Dengan memahami ayat ini, seorang hamba akan menyadari bahwa seluruh nikmat yang diperoleh adalah berasal dari Allah, karena Dia adalah Tuhan semesta alam. Kesadaran ini menumbuhkan rasa syukur yang mendalam di dalam hati, yang kemudian terucap kalimat-kalimat pujian dengan pengagungan kepada-Nya tiada henti.

Pesan untuk Para Guru :

Selain mengajarkan cara bersyukur, kita juga perlu membimbing murid-murid kita agar menyadari nikmat-nikmat Allah, karena syukur itu tumbuh dari kesadaran, bukan paksaan. Salah satu strategi untuk menumbuhkan kesadaran ini adalah dengan mengaitkan segala nikmat dengan ketuhanan (rubūbiyyah) Allah subḥānahū wa ta‘ālā. Contohnya :

  • Allah adalah yang menciptakan kita.
  • Allah adalah yang menurunkan hujan untuk kita.
  • Allah adalah yang memberi makanan dan minuman kepada kita.
  • Allah adalah yang menganugrahkan keluarga yang baik untuk kita.

C. Tafsir Tarbawi Al-Fatihah Ayat 3

ٱلرَّحۡمَٰنِ ٱلرَّحِيمِ ٣

Yang Maha Pengasih lagi Maha Penyayang,


[QS. Al-Fātiḥah ayat 3]

1. Mendidik dengan Motivasi dan Ancaman

Jika kita kembali ke ayat 1, sesungguhnya Allah telah memperkenalkan dan menyebut diri-Nya Ar-Raḥmān dan Ar-Raḥīm (yang Maha Pengasih lagi Maha Penyayang). Lalu, mengapa pada ayat ke 3 ini Allah mengulangnya kembali?

Penyebutan Ar-Raḥmān dan Ar-Raḥīm yang kedua kalinya bukanlah tanpa tujuan. Allah menyebutkan diri-Nya Maha Pengasih lagi Maha Penyayang (ٱلرَّحۡمَٰنِ ٱلرَّحِيمِ) setelah menyebut diri-Nya Tuhan semesta alam (رَبِّ ٱلۡعَٰلَمِينَ) untuk menyandingkan motivasi setelah ancaman. Imam Ibnu Kaṡīr raḥimahullāh menjelaskan :

إنما وصف نفسه بالرحمن الرحيم بعد قوله: {رَبِّ الْعَالَمِينَ} ليكون من باب قرن الترغيب بعد الترهيب

Dia mensifati diri-Nya dengan Maha Pengasih lagi Maha Penyayang setelah berfirman “Tuhan semesta alam” bertujuan untuk menyandingkan motivasi setelah ancaman. [Tafsir Ibnu Kaṡīr : 1/202]

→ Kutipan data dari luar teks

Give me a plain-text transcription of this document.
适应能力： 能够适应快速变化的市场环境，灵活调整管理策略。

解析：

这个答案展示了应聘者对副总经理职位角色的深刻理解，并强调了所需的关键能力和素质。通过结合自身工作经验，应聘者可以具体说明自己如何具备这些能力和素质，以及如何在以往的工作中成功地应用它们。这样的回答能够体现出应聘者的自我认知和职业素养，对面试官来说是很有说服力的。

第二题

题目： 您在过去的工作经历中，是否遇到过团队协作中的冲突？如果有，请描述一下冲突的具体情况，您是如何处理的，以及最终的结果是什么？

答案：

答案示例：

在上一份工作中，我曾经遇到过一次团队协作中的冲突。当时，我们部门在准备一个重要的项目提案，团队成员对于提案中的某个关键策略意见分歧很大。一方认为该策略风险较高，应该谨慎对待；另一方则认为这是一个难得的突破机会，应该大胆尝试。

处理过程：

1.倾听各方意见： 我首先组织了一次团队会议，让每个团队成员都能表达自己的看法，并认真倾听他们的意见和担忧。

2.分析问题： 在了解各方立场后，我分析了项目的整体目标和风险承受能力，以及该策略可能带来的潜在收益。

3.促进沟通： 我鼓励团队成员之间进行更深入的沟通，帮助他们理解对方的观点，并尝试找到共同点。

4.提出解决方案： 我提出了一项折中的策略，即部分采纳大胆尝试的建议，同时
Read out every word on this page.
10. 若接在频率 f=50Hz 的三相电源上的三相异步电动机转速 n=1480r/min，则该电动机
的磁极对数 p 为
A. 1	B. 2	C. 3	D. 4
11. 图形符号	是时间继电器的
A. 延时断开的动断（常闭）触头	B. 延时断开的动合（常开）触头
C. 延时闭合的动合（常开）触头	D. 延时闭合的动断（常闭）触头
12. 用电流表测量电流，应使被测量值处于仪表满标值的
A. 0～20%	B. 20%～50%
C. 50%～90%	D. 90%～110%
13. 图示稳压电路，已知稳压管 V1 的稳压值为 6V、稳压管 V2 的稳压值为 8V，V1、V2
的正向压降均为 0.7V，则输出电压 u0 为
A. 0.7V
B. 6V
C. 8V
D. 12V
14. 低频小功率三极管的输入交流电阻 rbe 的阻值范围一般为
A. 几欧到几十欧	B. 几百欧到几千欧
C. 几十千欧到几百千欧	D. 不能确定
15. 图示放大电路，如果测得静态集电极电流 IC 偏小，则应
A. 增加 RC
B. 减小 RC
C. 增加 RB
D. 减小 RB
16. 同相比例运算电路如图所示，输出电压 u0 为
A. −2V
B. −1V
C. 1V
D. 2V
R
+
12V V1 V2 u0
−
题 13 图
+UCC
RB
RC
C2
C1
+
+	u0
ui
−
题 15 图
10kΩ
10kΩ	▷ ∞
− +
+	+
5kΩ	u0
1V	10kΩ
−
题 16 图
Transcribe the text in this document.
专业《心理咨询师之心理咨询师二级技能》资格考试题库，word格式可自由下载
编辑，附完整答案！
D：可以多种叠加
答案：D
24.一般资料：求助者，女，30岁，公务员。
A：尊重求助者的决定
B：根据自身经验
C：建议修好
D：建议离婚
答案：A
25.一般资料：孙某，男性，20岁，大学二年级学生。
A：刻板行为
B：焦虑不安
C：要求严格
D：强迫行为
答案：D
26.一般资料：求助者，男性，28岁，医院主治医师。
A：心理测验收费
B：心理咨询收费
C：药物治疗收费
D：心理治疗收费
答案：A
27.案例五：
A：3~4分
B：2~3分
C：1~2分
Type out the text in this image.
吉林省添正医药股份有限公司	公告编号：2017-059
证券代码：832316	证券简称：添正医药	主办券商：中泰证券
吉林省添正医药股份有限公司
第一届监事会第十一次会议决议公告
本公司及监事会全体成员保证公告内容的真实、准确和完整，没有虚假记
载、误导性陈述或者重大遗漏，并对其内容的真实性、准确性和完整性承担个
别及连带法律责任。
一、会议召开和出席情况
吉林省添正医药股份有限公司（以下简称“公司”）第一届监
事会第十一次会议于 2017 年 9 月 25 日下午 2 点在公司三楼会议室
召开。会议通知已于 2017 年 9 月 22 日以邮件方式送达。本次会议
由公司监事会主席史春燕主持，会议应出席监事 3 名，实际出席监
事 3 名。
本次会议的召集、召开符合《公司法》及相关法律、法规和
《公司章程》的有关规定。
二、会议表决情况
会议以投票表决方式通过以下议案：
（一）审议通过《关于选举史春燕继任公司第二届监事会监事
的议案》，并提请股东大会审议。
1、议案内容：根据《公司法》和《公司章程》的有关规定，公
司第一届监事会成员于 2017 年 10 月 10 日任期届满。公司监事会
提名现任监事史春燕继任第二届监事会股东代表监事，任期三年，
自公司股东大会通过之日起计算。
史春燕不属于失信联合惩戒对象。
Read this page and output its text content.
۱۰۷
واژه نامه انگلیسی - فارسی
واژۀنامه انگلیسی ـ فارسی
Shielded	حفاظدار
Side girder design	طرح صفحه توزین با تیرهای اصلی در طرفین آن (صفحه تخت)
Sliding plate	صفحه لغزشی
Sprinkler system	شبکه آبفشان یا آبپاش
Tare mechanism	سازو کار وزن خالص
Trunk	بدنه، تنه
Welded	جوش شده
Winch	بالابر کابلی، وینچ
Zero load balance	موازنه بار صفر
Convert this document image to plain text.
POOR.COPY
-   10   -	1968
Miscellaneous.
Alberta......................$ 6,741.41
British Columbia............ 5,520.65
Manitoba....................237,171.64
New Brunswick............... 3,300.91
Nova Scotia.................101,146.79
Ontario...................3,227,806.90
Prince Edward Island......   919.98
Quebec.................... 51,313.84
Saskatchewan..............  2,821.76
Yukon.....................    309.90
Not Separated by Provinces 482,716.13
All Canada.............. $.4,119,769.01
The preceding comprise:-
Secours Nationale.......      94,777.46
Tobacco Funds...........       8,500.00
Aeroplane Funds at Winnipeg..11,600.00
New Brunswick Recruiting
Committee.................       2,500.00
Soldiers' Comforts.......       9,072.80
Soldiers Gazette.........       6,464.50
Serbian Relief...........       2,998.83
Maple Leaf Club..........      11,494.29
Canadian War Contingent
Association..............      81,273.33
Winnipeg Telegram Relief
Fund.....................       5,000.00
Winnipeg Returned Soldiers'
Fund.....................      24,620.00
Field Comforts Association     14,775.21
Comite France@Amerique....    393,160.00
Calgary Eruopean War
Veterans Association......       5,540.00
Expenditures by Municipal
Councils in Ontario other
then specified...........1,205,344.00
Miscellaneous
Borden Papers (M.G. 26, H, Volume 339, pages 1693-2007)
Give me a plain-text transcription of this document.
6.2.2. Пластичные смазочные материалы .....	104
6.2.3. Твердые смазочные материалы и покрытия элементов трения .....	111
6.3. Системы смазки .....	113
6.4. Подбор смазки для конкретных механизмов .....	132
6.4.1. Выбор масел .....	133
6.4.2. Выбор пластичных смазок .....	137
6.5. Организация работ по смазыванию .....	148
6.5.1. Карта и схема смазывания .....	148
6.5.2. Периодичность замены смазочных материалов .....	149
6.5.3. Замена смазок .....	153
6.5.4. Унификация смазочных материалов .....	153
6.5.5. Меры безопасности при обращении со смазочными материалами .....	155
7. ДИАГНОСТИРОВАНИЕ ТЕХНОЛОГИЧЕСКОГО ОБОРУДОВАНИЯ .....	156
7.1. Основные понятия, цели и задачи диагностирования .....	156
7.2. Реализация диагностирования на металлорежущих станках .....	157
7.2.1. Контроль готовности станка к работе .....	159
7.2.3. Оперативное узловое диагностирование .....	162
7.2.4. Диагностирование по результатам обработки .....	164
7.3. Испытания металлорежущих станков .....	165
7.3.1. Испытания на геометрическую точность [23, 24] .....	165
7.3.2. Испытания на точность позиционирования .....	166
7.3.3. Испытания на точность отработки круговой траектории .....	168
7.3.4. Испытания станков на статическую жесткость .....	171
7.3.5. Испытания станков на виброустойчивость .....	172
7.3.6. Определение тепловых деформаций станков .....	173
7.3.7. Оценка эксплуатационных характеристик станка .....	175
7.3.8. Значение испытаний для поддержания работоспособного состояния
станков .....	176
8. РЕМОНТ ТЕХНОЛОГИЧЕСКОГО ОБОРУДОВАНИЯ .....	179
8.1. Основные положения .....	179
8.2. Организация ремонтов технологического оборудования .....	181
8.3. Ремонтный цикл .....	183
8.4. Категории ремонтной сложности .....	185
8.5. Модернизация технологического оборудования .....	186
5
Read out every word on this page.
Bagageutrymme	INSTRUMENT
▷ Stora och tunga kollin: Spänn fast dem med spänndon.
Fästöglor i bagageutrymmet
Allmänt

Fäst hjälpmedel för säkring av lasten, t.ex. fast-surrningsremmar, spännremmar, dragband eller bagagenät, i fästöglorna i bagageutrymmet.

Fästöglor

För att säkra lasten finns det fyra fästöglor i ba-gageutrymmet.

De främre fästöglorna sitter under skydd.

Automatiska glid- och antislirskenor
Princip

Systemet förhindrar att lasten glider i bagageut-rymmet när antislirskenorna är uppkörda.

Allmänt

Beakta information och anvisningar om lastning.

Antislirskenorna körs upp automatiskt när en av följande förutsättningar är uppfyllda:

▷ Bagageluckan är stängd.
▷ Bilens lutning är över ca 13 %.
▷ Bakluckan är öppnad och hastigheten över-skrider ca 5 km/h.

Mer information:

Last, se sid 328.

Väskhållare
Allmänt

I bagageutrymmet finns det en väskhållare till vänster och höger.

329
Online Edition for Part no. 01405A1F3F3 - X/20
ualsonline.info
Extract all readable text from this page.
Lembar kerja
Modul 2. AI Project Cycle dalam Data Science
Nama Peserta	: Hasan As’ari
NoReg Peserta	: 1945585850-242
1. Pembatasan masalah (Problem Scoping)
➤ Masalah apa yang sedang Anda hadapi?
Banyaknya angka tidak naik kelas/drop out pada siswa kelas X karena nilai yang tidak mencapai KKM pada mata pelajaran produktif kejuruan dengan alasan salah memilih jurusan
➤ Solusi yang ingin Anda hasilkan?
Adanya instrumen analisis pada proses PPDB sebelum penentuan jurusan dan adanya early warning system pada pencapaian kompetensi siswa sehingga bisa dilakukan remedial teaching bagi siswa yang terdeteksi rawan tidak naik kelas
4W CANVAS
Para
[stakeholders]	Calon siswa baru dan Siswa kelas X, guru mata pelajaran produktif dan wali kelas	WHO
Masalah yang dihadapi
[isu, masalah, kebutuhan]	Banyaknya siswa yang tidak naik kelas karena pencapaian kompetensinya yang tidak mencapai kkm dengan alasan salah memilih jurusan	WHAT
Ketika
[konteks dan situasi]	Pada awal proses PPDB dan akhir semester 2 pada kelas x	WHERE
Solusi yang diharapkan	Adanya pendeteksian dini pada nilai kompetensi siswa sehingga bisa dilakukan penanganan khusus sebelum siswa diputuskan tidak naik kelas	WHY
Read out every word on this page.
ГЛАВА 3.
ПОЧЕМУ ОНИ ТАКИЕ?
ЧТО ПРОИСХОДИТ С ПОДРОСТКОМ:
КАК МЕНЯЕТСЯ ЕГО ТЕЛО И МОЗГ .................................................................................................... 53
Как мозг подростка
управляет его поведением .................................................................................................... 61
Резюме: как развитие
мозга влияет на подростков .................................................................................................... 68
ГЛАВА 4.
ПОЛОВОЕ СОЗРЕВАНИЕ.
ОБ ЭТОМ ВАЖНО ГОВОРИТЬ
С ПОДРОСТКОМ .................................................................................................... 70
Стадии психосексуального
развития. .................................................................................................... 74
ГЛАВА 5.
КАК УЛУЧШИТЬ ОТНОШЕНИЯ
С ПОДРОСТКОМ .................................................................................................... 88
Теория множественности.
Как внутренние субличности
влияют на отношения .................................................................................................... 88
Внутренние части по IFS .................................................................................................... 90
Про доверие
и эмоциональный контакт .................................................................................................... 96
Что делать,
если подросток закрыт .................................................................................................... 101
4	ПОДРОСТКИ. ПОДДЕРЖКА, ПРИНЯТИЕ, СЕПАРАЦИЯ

Motivasi menumbuhkan harapan, sementara ancaman menumbuhkan rasa takut. Penyebutan Allah yang Maha Pengasih lagi Maha Penyayang adalah motivasi yang menumbuhkan harapan akan rahmat dan kasih sayang-Nya, sedangkan penyebutan Allah Tuhan semesta alam adalah ancaman yang menumbuhkan rasa takut akan keagungan dan kekuasaan-Nya. Dengan demikian, rasa takut dan harapan kepada Allah dalam hati seorang hamba menjadi seimbang dan berjalan beriringan setelah membaca ayat yang ke 2 dan 3 ini.

Pesan Untuk Para Guru :

Sebagaimana Allah mendidik para hamba-Nya, kita pun harus mendidik murid-murid kita dengan harapan dan rasa takut secara seimbang. Pendekatan ini juga sejalan dengan pendekatan yang dilakukan oleh Nabi Muhammad ṣallallāhu ‘alaihi wa sallam, sang guru terbaik, dalam mendidik umatnya. Syekh ‘Abdul-Fattāḥ Abu Guddah mengatakan :

ومن أجلى أساليبه صلى الله عليه وسلم في التعليم الترغيبُ في الخير الذي يدعو إليه، والترهيب عن الشر الذي يحذر منه، فكان صلى لله عليه وسلم يرغب في الخير بذكر ثوابه والتنبيه على منافعه، ويرهب عن الشر بذكر عقابه والتنبيه على مساويه

Salah satu metode pengajaran Rasulullah ṣallallāhu ‘alaihi wa sallam yang paling jelas adalah memotivasi kebaikan yang beliau perintahkan, dan memperingatkan kejahatan yang beliau larang. Beliau memotivasi kebaikan dengan menyebutkan pahala yang diperoleh dan manfaat dari mengerjakannya, dan beliau juga memperingatkan kejahatan dengan menyebutkan hukuman maupun kerugian yang ditimbulkan dari perbuatan jahat. [Ar-Rasūl Al-Mu’allim hlm. 193]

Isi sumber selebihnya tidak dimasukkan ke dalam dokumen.